Something quirky caught William Pedersen's eye as he pedaled past Greenhill Cemetery during a bike ride along Sunrise Drive in his hometown of St. Peter, Minn.

"I thought it was a strange sight, especially in a cemetery," Pedersen said in an e-mail. "It was a replica of an elephant, apparently set in as a head stone of sorts."

The 4-foot concrete sculpture of the elephant, trunk aloft, stands above side-by-side graves of George and Vates Engesser — a married couple of zany vaudeville and circus impresarios from St. Peter before the Depression wiped them out. More on them in a paragraph.

This is the 250th consecutive Sunday for these Minnesota history columns, which have morphed into a crowdsourcing, self-feeding storytelling enterprise. Ninety percent of these columns come from tips from readers like Pedersen. So, thanks to all for priming the pump of the past.

Born in St. Peter in 1889, George Engesser came from a family of German immigrant beer-brewing brothers. Their Engesser Brewing and Malting Co. started in St. Peter in 1856 — predating statehood by two years and becoming one of the longest serving breweries west of the Mississippi River until Prohibition 64 years later.

Beer apparently never interested George, who expanded his circus into one of the nation's largest motorized shows with 75 trucks that traveled to towns that circus trains couldn't visit.

"We were called the Sunday School circus because there was no drinking and no short changing allowed," George's younger brother, Emmett, recalled.

George cracked into the entertainment business in 1909. While working in a music store, a vaudeville troupe came to St. Peter and needed a piano player. George signed on and developed his own unique act.

"George's gimmick was playing the piano while standing on his head," recalled his grandson, William Powell, a high-ranking executive with Ringling Bros. and Barnum & Bailey Circus in the 1990s.

Billing himself as "The Mad Pianist," George met Vates Lola Swenson on the vaudeville circuit — where her shtick was performing as a mechanical, windup doll. Vates grew up in the early 1900s — part of a pioneering family of Mormons in Utah. She married George in Oklahoma in 1912. She claimed to be 19 on their marriage license. He was 22. Records and family lore put her closer to 16.

In 1917, when George filled out his World War I draft card, he listed his address as "on road in South" — arguing that he qualified for an exemption because he was employed as the "proprietor of two tents shows" as well as being married with their first of three daughters. That was good enough to keep him out of the Great War.

Owning his own circus had long been his dream. "For nearly 15 years he talked to her about the day they would be master and lady of a circus," according to a 1935 newspaper clipping at the Nicollet County Historical Society in St. Peter.

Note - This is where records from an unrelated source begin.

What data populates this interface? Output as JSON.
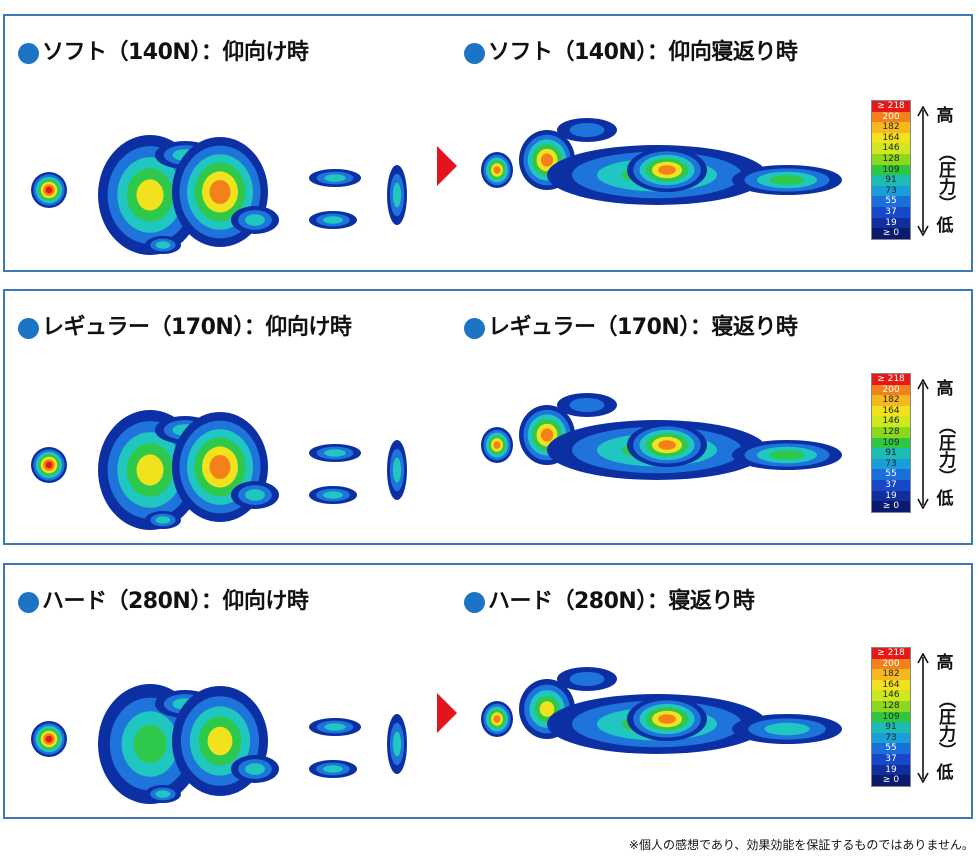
{
  "panels": [
    {
      "left_title": "ソフト（140N）：仰向け時",
      "right_title": "ソフト（140N）：仰向寝返り時",
      "show_arrow": true
    },
    {
      "left_title": "レギュラー（170N）：仰向け時",
      "right_title": "レギュラー（170N）：寝返り時",
      "show_arrow": false
    },
    {
      "left_title": "ハード（280N）：仰向け時",
      "right_title": "ハード（280N）：寝返り時",
      "show_arrow": true
    }
  ],
  "legend": {
    "values": [
      "≥ 218",
      "200",
      "182",
      "164",
      "146",
      "128",
      "109",
      "91",
      "73",
      "55",
      "37",
      "19",
      "≥ 0"
    ],
    "colors": [
      "#e81818",
      "#f4801c",
      "#f6b81e",
      "#f2e21e",
      "#cfe81e",
      "#8cd81c",
      "#2ec840",
      "#1cbcb4",
      "#1a9ed8",
      "#1a70d8",
      "#1648c8",
      "#102e9e",
      "#0a1a6e"
    ],
    "high_label": "高",
    "pressure_label": "（圧力）",
    "low_label": "低"
  },
  "heat_colors": {
    "low": "#0c2fa4",
    "mid_low": "#1f74dc",
    "mid": "#20c6c0",
    "mid_high": "#2ec84a",
    "high": "#f2e21e",
    "very_high": "#f4801c",
    "peak": "#e81818"
  },
  "footnote": "※個人の感想であり、効果効能を保証するものではありません。"
}
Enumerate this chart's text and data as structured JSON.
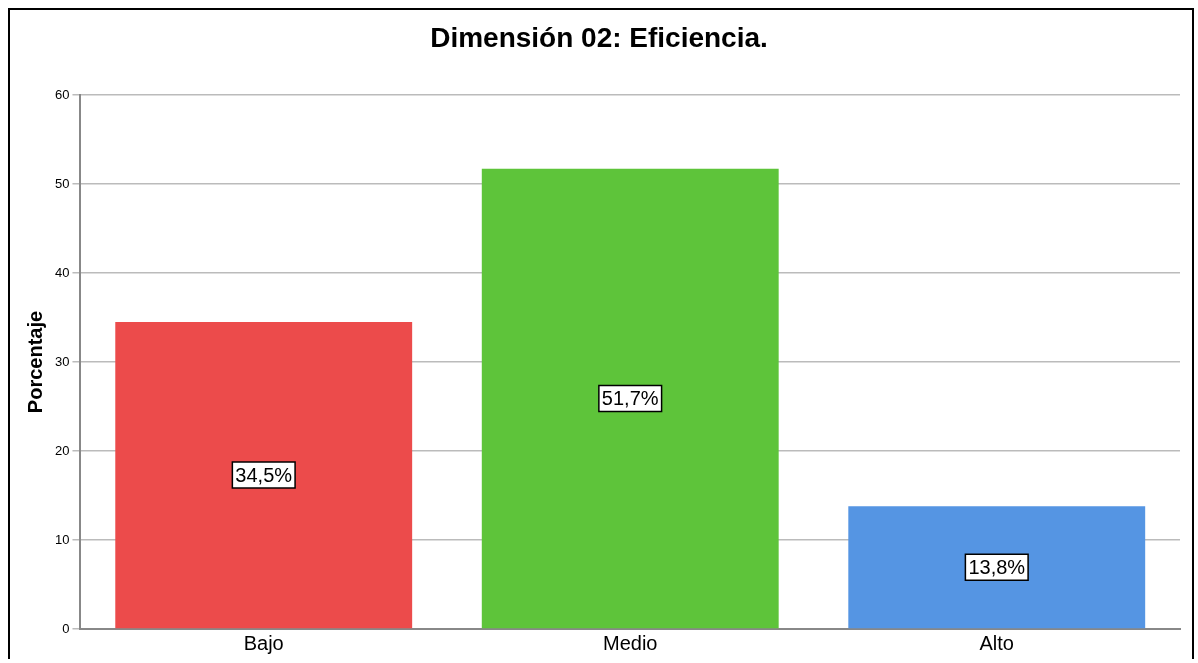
{
  "chart_data": {
    "type": "bar",
    "title": "Dimensión 02: Eficiencia.",
    "ylabel": "Porcentaje",
    "categories": [
      "Bajo",
      "Medio",
      "Alto"
    ],
    "values": [
      34.5,
      51.7,
      13.8
    ],
    "colors": [
      "#ec4b4b",
      "#5ec43a",
      "#5595e3"
    ],
    "value_labels": [
      "34,5%",
      "51,7%",
      "13,8%"
    ],
    "ylim": [
      0,
      60
    ],
    "yticks": [
      0,
      10,
      20,
      30,
      40,
      50,
      60
    ],
    "grid": "y",
    "legend": false
  }
}
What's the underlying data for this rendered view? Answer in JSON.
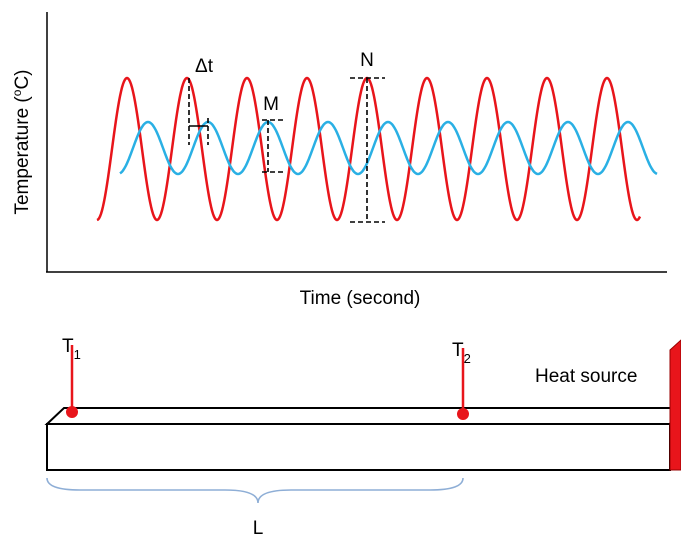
{
  "plot": {
    "y_axis_label": {
      "before": "Temperature (",
      "sup": "o",
      "after": "C)"
    },
    "x_axis_label": "Time (second)",
    "annotations": {
      "delta_t": "Δt",
      "m": "M",
      "n": "N"
    }
  },
  "rod": {
    "t1": {
      "base": "T",
      "sub": "1"
    },
    "t2": {
      "base": "T",
      "sub": "2"
    },
    "heat_source": "Heat source",
    "length": "L"
  }
}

Another story, from a 1925 St. Peter Herald, said: "The circus game has been an alluring one for Mr. Engesser. For several years, it has been his ambition to plunge into the big time, but he is conservative …"

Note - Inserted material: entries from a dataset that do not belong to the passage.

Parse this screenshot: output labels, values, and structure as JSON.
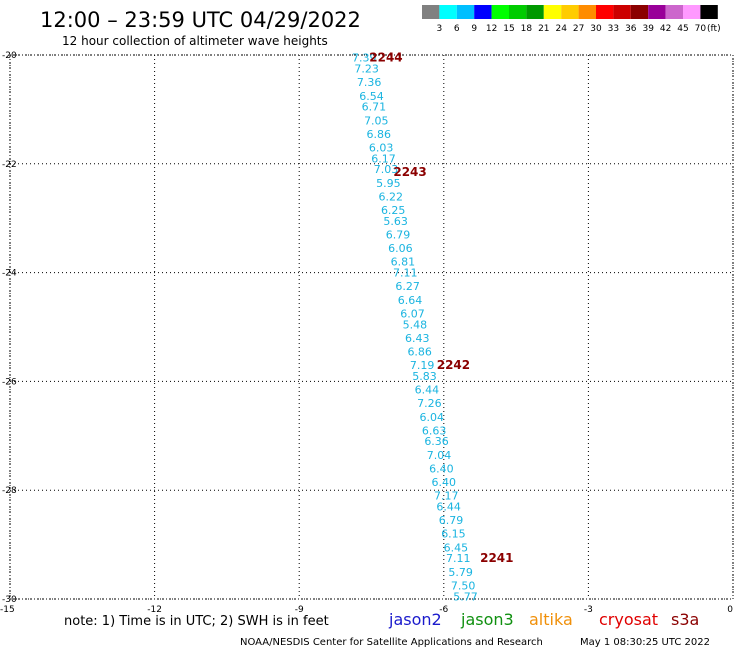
{
  "header": {
    "title": "12:00 – 23:59 UTC 04/29/2022",
    "subtitle": "12 hour collection of altimeter wave heights"
  },
  "color_scale": {
    "colors": [
      "#808080",
      "#00ffff",
      "#00bfff",
      "#0000ff",
      "#00ff00",
      "#00cc00",
      "#009900",
      "#ffff00",
      "#ffcc00",
      "#ff8c00",
      "#ff0000",
      "#cc0000",
      "#8b0000",
      "#990099",
      "#cc66cc",
      "#ff99ff",
      "#000000"
    ],
    "labels": [
      "3",
      "6",
      "9",
      "12",
      "15",
      "18",
      "21",
      "24",
      "27",
      "30",
      "33",
      "36",
      "39",
      "42",
      "45",
      "70"
    ],
    "unit": "(ft)"
  },
  "chart_data": {
    "type": "scatter",
    "xlim": [
      -15,
      0
    ],
    "ylim": [
      -30,
      -20
    ],
    "xticks": [
      "-15",
      "-12",
      "-9",
      "-6",
      "-3",
      "0"
    ],
    "yticks": [
      "-20",
      "-22",
      "-24",
      "-26",
      "-28",
      "-30"
    ],
    "grid": true,
    "point_color": "#1ab4e0",
    "pass_color": "#8b0000",
    "points": [
      {
        "x": -7.65,
        "y": -20.05,
        "label": "7.39"
      },
      {
        "x": -7.6,
        "y": -20.25,
        "label": "7.23"
      },
      {
        "x": -7.55,
        "y": -20.5,
        "label": "7.36"
      },
      {
        "x": -7.5,
        "y": -20.75,
        "label": "6.54"
      },
      {
        "x": -7.45,
        "y": -20.95,
        "label": "6.71"
      },
      {
        "x": -7.4,
        "y": -21.2,
        "label": "7.05"
      },
      {
        "x": -7.35,
        "y": -21.45,
        "label": "6.86"
      },
      {
        "x": -7.3,
        "y": -21.7,
        "label": "6.03"
      },
      {
        "x": -7.25,
        "y": -21.9,
        "label": "6.17"
      },
      {
        "x": -7.2,
        "y": -22.1,
        "label": "7.03"
      },
      {
        "x": -7.15,
        "y": -22.35,
        "label": "5.95"
      },
      {
        "x": -7.1,
        "y": -22.6,
        "label": "6.22"
      },
      {
        "x": -7.05,
        "y": -22.85,
        "label": "6.25"
      },
      {
        "x": -7.0,
        "y": -23.05,
        "label": "5.63"
      },
      {
        "x": -6.95,
        "y": -23.3,
        "label": "6.79"
      },
      {
        "x": -6.9,
        "y": -23.55,
        "label": "6.06"
      },
      {
        "x": -6.85,
        "y": -23.8,
        "label": "6.81"
      },
      {
        "x": -6.8,
        "y": -24.0,
        "label": "7.11"
      },
      {
        "x": -6.75,
        "y": -24.25,
        "label": "6.27"
      },
      {
        "x": -6.7,
        "y": -24.5,
        "label": "6.64"
      },
      {
        "x": -6.65,
        "y": -24.75,
        "label": "6.07"
      },
      {
        "x": -6.6,
        "y": -24.95,
        "label": "5.48"
      },
      {
        "x": -6.55,
        "y": -25.2,
        "label": "6.43"
      },
      {
        "x": -6.5,
        "y": -25.45,
        "label": "6.86"
      },
      {
        "x": -6.45,
        "y": -25.7,
        "label": "7.19"
      },
      {
        "x": -6.4,
        "y": -25.9,
        "label": "5.83"
      },
      {
        "x": -6.35,
        "y": -26.15,
        "label": "6.44"
      },
      {
        "x": -6.3,
        "y": -26.4,
        "label": "7.26"
      },
      {
        "x": -6.25,
        "y": -26.65,
        "label": "6.04"
      },
      {
        "x": -6.2,
        "y": -26.9,
        "label": "6.63"
      },
      {
        "x": -6.15,
        "y": -27.1,
        "label": "6.36"
      },
      {
        "x": -6.1,
        "y": -27.35,
        "label": "7.04"
      },
      {
        "x": -6.05,
        "y": -27.6,
        "label": "6.40"
      },
      {
        "x": -6.0,
        "y": -27.85,
        "label": "6.40"
      },
      {
        "x": -5.95,
        "y": -28.1,
        "label": "7.17"
      },
      {
        "x": -5.9,
        "y": -28.3,
        "label": "6.44"
      },
      {
        "x": -5.85,
        "y": -28.55,
        "label": "6.79"
      },
      {
        "x": -5.8,
        "y": -28.8,
        "label": "6.15"
      },
      {
        "x": -5.75,
        "y": -29.05,
        "label": "6.45"
      },
      {
        "x": -5.7,
        "y": -29.25,
        "label": "7.11"
      },
      {
        "x": -5.65,
        "y": -29.5,
        "label": "5.79"
      },
      {
        "x": -5.6,
        "y": -29.75,
        "label": "7.50"
      },
      {
        "x": -5.55,
        "y": -29.95,
        "label": "5.77"
      }
    ],
    "passes": [
      {
        "x": -7.2,
        "y": -20.05,
        "label": "2244"
      },
      {
        "x": -6.7,
        "y": -22.15,
        "label": "2243"
      },
      {
        "x": -5.8,
        "y": -25.7,
        "label": "2242"
      },
      {
        "x": -4.9,
        "y": -29.25,
        "label": "2241"
      }
    ]
  },
  "footer": {
    "note": "note: 1) Time is in UTC; 2) SWH is in feet",
    "satellites": [
      {
        "name": "jason2",
        "color": "#1a1acc"
      },
      {
        "name": "jason3",
        "color": "#109010"
      },
      {
        "name": "altika",
        "color": "#f0900a"
      },
      {
        "name": "cryosat",
        "color": "#e00000"
      },
      {
        "name": "s3a",
        "color": "#8b0000"
      }
    ],
    "credit": "NOAA/NESDIS Center for Satellite Applications and Research",
    "timestamp": "May  1 08:30:25 UTC 2022"
  }
}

Conservative? By 1925, he had 35 trucks and four touring troupes playing seven days a week across the country. He vowed to invest $20,000 in 1926, purchasing two lions, a bear and some wolves and kangaroos. He soon added two elephants, Ruth and Mary, according to circusesandsideshows.com.

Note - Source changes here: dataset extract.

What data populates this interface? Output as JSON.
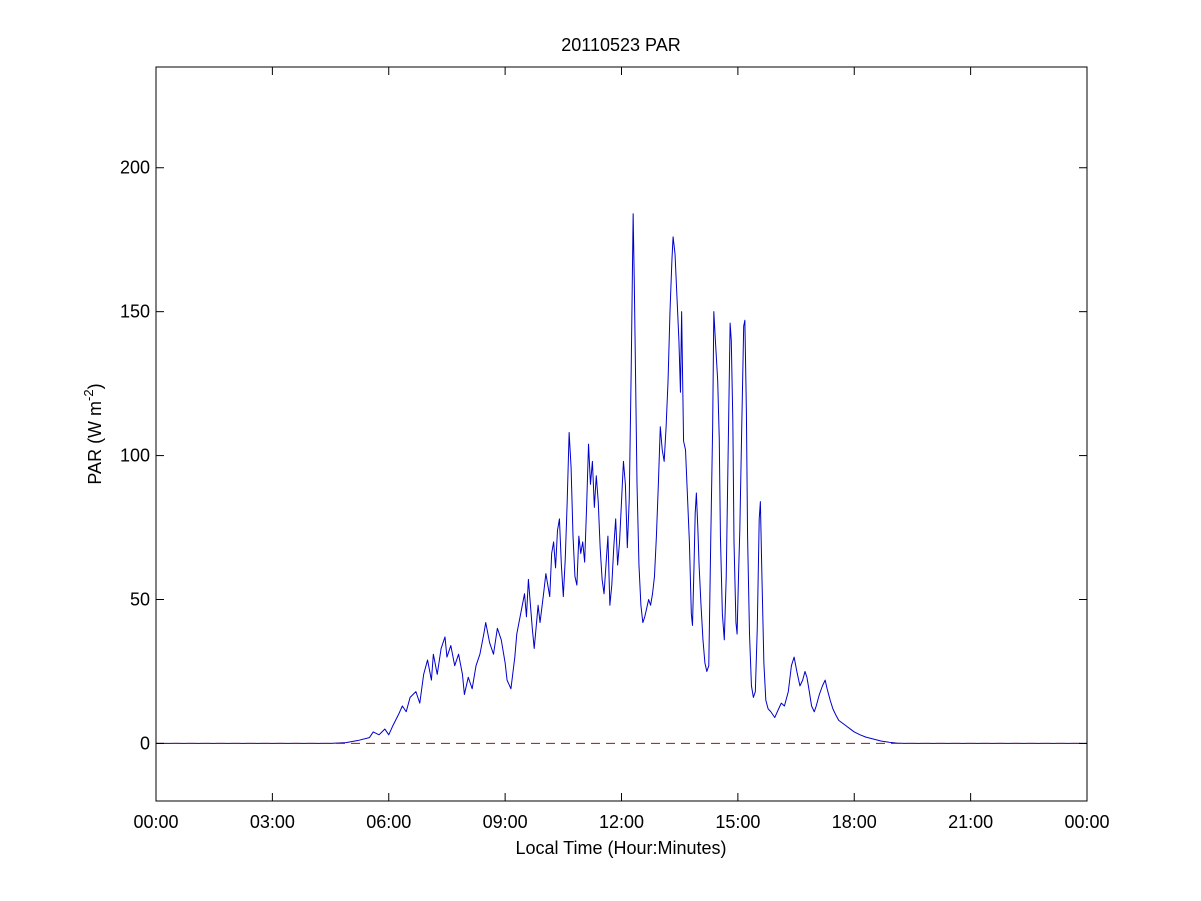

Just before the Depression descended in 1929, theirs was the second-largest motorized circus in the country. But they called it the Zellmar Bros. Circus and then Schell Bros. because "Engesser" was too hard to say and remember.

"They had a fair amount of money and it was invested in stocks and bonds," their grandson said in 1992. "In one day, it all went down the tubes."

When the circus fizzled in 1934, George and Vates traded an elephant for a Ford at the local St. Peter dealership and went back to tent shows in small towns.

George died in Dallas in 1962 at 72. Vates died 22 years later in Ohio in her late 80s.

Their showy legacy lived on with oldest daughter Vates starring in Hollywood films in the 1920s and '30s, including a circus flick.

Daughter Gee Gee went from showing elephants to wolves and malamutes — "Gee Gee's Alaskans" — in which she'd enter on a sled wearing furs. Her son, William Powell, became regional vice president and marketing manager at Ringling Bros.

"George and Vates' final resting place is adorned by an elephant sculpture," according to Stew Thornley's 2004 book "Six Feet Under: A Graveyard Guide to Minnesota."